Energy Act 2008 – Offshore Renewable Energy Installations
Key contact
On 6 April 2009, those provisions of the Energy Act 2008 (the “Act”) which relate to decommissioning of offshore renewable energy installations will come into force. The new provisions are intended to strengthen the existing statutory decommissioning scheme for offshore wind and marine energy installations.
The provisions will be important both for companies directly engaged in developing offshore facilities and their wider group companies, as the new legislation could potentially render parent companies and subsidiaries of developers and operators of offshore renewable installations liable for the costs of their decommissioning. These “associated” companies may also be required to provide information regarding their financial affairs to the Government if called upon to do so.
This article summarises the key changes to the regime for decommissioning of offshore renewable installations which will impact present and future developers and operators of such installations and companies associated with them.
Background
As a signatory to the United Nations Convention on the Law of the Sea, the Government has international obligations to ensure that redundant offshore installations are removed from the seabed in order to protect fisheries and the marine environment, as well as to ensure the safety of navigation.
The Energy Act 2004 introduced a statutory decommissioning scheme for offshore wind and marine energy installations. Under the scheme, the Secretary of State for Energy and Climate Change (“SoS”) has the power to issue notices requiring developers and operators of such installations to submit (and later carry out) a decommissioning programme. Recent statutory consents have required that construction of offshore renewable installations may not commence until a decommissioning programme has been submitted for approval.
The new Act supplements the existing statutory regime by introducing three key changes:
- The SoS will have the power to issue a decommissioning notice to an associate of a developer or operator
- Decommissioning funds will be protected in the event of insolvency and
- The SoS will have enhanced powers to request the provision of information from developers and operators and their associates.
Decommissioning Notices
If the SoS has served a decommissioning notice and is not satisfied that adequate arrangements have been made by the recipient of the notice to carry out the decommissioning programme satisfactorily, the SoS will have the power to serve a decommissioning notice on an “associate” of the developer or operator which requires it to submit a decommissioning programme. The SoS may also exercise this power where a developer or operator does not submit a programme as instructed or submits a programme which is rejected as inadequate by the SoS.
One body corporate will be “associated” with another if one of them controls the other or if a third body corporate controls both of them.
This brings offshore renewables broadly in line with practice in the offshore oil and gas sector by seeking to ensure that the taxpayer is not liable for decommissioning costs where the developer or operator does not have the means of meeting those costs but an associate does.
Decommissioning Funds
Under the Act, in the event of insolvency of a person responsible for decommissioning an offshore renewable installation, any funds that were set aside as security for an approved decommissioning programme will remain available for decommissioning and not available to the general body of creditors.
Any provision of insolvency or other legislation which might prevent or restrict the security being used for its purpose is disapplied by the Act.
The SoS will have the power to direct that information regarding the relevant security arrangements is published by the person responsible for a decommissioning programme.

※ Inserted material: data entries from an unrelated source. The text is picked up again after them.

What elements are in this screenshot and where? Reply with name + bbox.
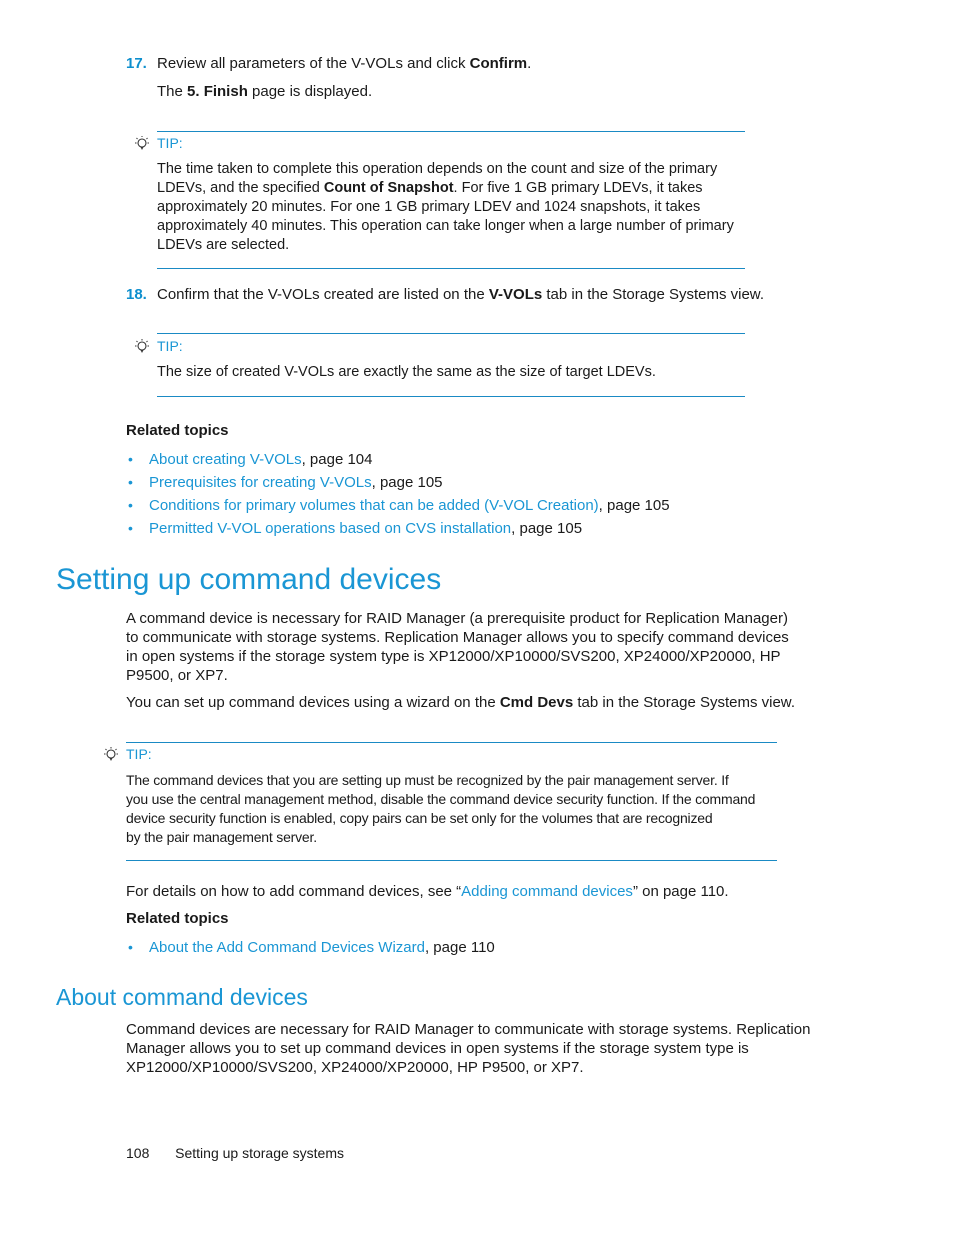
step-number: 18. — [126, 286, 147, 303]
related-topics-heading: Related topics — [126, 422, 229, 439]
tip-body: The size of created V-VOLs are exactly t… — [157, 364, 656, 380]
step-result: The 5. Finish page is displayed. — [157, 83, 373, 100]
page-footer: 108 Setting up storage systems — [126, 1145, 344, 1161]
bullet-icon: • — [128, 474, 133, 490]
related-topic-link[interactable]: Conditions for primary volumes that can … — [149, 497, 599, 514]
bullet-icon: • — [128, 939, 133, 955]
tip-label: TIP: — [126, 746, 152, 762]
tip-top-rule — [126, 742, 777, 743]
tip-bottom-rule — [157, 396, 745, 397]
bullet-icon: • — [128, 520, 133, 536]
lightbulb-icon — [104, 747, 118, 761]
related-topics-heading: Related topics — [126, 910, 229, 927]
bullet-icon: • — [128, 497, 133, 513]
section-title: Setting up command devices — [56, 563, 442, 596]
tip-top-rule — [157, 131, 745, 132]
bullet-icon: • — [128, 451, 133, 467]
related-topic-link[interactable]: Permitted V-VOL operations based on CVS … — [149, 520, 511, 537]
tip-bottom-rule — [126, 860, 777, 861]
subsection-body: Command devices are necessary for RAID M… — [126, 1021, 811, 1076]
tip-bottom-rule — [157, 268, 745, 269]
page-number: 108 — [126, 1145, 150, 1161]
footer-section: Setting up storage systems — [175, 1145, 345, 1161]
tip-body: The command devices that you are setting… — [126, 772, 756, 845]
related-topic-link[interactable]: About creating V-VOLs — [149, 451, 302, 468]
adding-command-devices-link[interactable]: Adding command devices — [461, 883, 633, 900]
tip-label: TIP: — [157, 338, 183, 354]
step-text: Review all parameters of the V-VOLs and … — [157, 55, 532, 72]
subsection-title: About command devices — [56, 984, 308, 1010]
tip-body: The time taken to complete this operatio… — [157, 161, 734, 253]
confirm-label: Confirm — [469, 55, 528, 72]
related-topic-link[interactable]: Prerequisites for creating V-VOLs — [149, 474, 372, 491]
step-text: Confirm that the V-VOLs created are list… — [157, 286, 764, 303]
lightbulb-icon — [135, 339, 149, 353]
lightbulb-icon — [135, 136, 149, 150]
step-number: 17. — [126, 55, 147, 72]
section-intro: A command device is necessary for RAID M… — [126, 610, 789, 684]
tip-top-rule — [157, 333, 745, 334]
section-para-2: You can set up command devices using a w… — [126, 694, 795, 711]
details-paragraph: For details on how to add command device… — [126, 883, 729, 900]
related-topic-link[interactable]: About the Add Command Devices Wizard — [149, 939, 425, 956]
tip-label: TIP: — [157, 135, 183, 151]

This is to ensure that existing and potential creditors are aware of the protected funds and can, therefore, make informed decisions.
The definition of “security” will also be widened to include insurance, so as to bring the definition in line with the regimes for nuclear and oil and gas decommissioning.
Provision of Information
Under the Act, the SoS will be able to require information about:
- the location where the offshore renewable installation is or will be situated
- the offshore renewable installation and an associated electric line
- details of “associates”
- financial affairs of a notice recipient or its associate and
- proposed security in relation to the decommissioning programme.
Such information can be requested from a recipient of a decommissioning notice, an associate of such a person or a person made subject to a decommissioning liability following a review by the SoS of a decommissioning programme.
Where a decommissioning programme has not been submitted or rejected and the SoS is to prepare his own programme instead, the SoS may require the provision of any information or documents necessary to enable it to do so (i.e. the SoS is not limited to requesting only the type of information listed above).
Failure to provide any information requested by the SoS without reasonable excuse shall be a criminal offence under the Act.